野田秀樹のオリジナルは大竹しのぶによる1人芝居なのだそうだが、今回evkkはそれを2人芝居として再構成した。(3パターン用意してオリジナルに忠実な1人芝居ヴァージョンもある)僕が見たのは宮下牧恵が主役を務める2人芝居ヴァージョン。
実にシンプルで美しい、いつもながらのevkkなのだが、野田戯曲なので、膨大な台詞がある。こんなにもストーリーラインが前面に出たevkkの芝居ってめずらしい。いつもならお話よりも、まず情景のほうが前面に出る。視覚的な美しさとイメージが作品をリードしていく。しかし、今回はまずお話があり、それが作品を引っ張っていく。主人公の生きざまを追いかける。
主人公の智恵子を演じた宮下さんが素晴らしい。彼女が自分の意志を貫き、どんどん突き進む姿が、冒頭から全編を貫く自転車を使った躍動感のある描写に象徴されて描かれていく。圧倒的だ。
芝居は、視点を2つにすることで、より確かな客観性を獲得した。2人がひとりだったことがわかるラスト付近のオチもシャープだ。智恵子を見守る女中(澤井里依)の目線から描かれる部分が全体の流れに弾みをつける。

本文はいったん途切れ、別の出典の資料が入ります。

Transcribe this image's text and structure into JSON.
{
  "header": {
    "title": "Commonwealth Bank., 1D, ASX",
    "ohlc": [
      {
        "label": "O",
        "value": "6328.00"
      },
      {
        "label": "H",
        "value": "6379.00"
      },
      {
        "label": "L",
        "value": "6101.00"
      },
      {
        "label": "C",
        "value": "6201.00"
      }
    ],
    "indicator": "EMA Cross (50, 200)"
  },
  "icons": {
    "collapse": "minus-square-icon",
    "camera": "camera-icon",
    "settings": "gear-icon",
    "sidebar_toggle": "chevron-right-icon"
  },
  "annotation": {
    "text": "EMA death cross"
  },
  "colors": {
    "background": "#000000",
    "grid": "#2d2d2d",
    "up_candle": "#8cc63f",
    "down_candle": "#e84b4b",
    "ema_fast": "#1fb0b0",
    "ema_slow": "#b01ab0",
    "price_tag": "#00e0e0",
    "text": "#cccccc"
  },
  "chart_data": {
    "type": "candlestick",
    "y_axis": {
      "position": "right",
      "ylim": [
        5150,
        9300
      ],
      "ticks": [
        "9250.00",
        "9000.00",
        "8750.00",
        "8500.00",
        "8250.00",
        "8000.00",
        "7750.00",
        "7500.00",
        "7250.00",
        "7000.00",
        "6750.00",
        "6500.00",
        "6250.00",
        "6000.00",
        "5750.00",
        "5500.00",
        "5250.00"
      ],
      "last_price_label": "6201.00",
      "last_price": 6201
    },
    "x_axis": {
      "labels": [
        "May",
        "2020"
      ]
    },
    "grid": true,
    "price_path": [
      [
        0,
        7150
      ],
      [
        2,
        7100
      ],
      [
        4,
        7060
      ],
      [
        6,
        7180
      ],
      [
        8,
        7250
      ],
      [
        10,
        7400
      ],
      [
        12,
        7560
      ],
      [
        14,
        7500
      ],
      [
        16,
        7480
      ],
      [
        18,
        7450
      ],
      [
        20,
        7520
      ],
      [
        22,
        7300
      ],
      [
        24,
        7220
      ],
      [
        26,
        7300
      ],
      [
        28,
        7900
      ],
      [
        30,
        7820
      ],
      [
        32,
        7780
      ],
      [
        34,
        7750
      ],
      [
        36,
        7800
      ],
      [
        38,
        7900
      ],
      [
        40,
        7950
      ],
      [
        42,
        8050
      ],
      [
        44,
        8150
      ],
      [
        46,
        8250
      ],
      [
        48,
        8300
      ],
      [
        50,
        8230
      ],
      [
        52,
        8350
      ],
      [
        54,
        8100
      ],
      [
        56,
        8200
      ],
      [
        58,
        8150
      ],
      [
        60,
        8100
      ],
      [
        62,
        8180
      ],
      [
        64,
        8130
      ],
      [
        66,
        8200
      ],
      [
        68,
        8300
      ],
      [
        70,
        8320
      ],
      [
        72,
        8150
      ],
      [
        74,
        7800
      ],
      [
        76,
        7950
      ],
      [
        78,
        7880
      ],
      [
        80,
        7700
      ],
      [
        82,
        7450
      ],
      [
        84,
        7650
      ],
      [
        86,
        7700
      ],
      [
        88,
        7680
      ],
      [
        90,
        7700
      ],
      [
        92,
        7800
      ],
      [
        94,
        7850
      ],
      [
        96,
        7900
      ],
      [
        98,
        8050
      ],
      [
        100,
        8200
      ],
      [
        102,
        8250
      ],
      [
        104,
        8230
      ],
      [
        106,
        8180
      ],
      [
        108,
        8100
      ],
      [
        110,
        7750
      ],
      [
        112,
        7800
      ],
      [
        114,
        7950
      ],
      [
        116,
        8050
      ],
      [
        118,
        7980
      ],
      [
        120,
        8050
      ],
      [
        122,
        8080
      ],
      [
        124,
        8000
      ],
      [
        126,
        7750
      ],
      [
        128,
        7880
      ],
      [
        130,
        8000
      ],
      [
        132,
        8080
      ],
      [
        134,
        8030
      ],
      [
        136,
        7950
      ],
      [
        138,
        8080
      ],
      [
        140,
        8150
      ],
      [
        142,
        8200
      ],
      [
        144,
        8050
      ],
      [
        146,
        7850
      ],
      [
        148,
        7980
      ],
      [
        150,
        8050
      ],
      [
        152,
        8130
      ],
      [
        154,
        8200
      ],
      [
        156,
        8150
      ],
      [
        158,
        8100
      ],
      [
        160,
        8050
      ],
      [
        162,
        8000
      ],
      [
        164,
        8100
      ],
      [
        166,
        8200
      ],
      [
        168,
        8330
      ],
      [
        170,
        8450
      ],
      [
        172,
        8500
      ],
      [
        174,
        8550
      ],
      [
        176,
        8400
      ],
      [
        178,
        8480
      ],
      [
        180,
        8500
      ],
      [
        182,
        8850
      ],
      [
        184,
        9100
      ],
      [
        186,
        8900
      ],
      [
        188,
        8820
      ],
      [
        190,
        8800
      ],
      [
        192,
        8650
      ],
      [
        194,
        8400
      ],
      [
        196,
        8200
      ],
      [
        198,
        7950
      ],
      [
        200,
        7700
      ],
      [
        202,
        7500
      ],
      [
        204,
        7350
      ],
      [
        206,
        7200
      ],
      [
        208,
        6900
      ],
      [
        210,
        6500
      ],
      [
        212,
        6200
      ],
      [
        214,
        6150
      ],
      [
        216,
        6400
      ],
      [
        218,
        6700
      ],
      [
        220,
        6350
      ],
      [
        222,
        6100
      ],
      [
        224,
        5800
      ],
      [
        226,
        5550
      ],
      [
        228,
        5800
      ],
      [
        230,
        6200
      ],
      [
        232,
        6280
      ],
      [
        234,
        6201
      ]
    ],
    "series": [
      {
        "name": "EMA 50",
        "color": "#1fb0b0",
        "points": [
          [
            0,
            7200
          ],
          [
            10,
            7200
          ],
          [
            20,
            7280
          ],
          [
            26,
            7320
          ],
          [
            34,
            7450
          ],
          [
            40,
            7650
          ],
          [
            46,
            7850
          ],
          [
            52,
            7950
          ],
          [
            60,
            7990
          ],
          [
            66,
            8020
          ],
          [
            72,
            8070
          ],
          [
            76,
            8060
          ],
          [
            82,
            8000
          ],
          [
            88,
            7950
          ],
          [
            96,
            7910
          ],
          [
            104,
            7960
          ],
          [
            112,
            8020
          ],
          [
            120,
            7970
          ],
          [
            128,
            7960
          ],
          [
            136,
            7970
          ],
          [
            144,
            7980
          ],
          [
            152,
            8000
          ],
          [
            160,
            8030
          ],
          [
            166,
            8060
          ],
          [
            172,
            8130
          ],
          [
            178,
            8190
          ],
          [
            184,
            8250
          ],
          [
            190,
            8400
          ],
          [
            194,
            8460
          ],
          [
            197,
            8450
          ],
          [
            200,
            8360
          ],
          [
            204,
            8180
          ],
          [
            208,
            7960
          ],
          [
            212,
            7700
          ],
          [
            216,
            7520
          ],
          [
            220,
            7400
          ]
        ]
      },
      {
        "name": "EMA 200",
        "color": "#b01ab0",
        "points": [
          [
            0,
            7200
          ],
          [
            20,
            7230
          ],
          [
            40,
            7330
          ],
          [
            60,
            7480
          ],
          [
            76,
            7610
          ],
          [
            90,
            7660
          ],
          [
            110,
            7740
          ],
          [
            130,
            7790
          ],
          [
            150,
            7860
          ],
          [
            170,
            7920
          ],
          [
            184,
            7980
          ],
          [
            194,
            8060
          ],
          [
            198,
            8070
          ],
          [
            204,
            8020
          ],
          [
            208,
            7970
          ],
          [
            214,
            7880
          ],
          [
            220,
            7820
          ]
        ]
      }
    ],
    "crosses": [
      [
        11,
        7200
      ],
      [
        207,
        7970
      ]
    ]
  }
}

男目線の『智恵子抄』を女性の(しかも、複眼の)視点から捉え直す。エネルギッシュで力強い智恵子の生き方にスポットをあてる。女だから、というだけで差別される時代のなかで、自分を貫く。
直接は登場しない光太郎(土本ひろきによるナレーションが、何度か、入る)のずるさ、弱さとの対比も鮮やか。智恵子の心が壊れていく過程で、本来なら彼女を支えるはずの光太郎が実は彼女をダメにしていくという展開にドキドキさせられる。ラストでは、もう『レモン哀歌』は使われないのではないか、と思わせるほどだ。だが、そんな心配は見事に裏切られる。彼女によって語られるあの詩は、この芝居のハイライトになる。しかし、それは別の意味での哀切さを奏でる。見事なエンディングだ。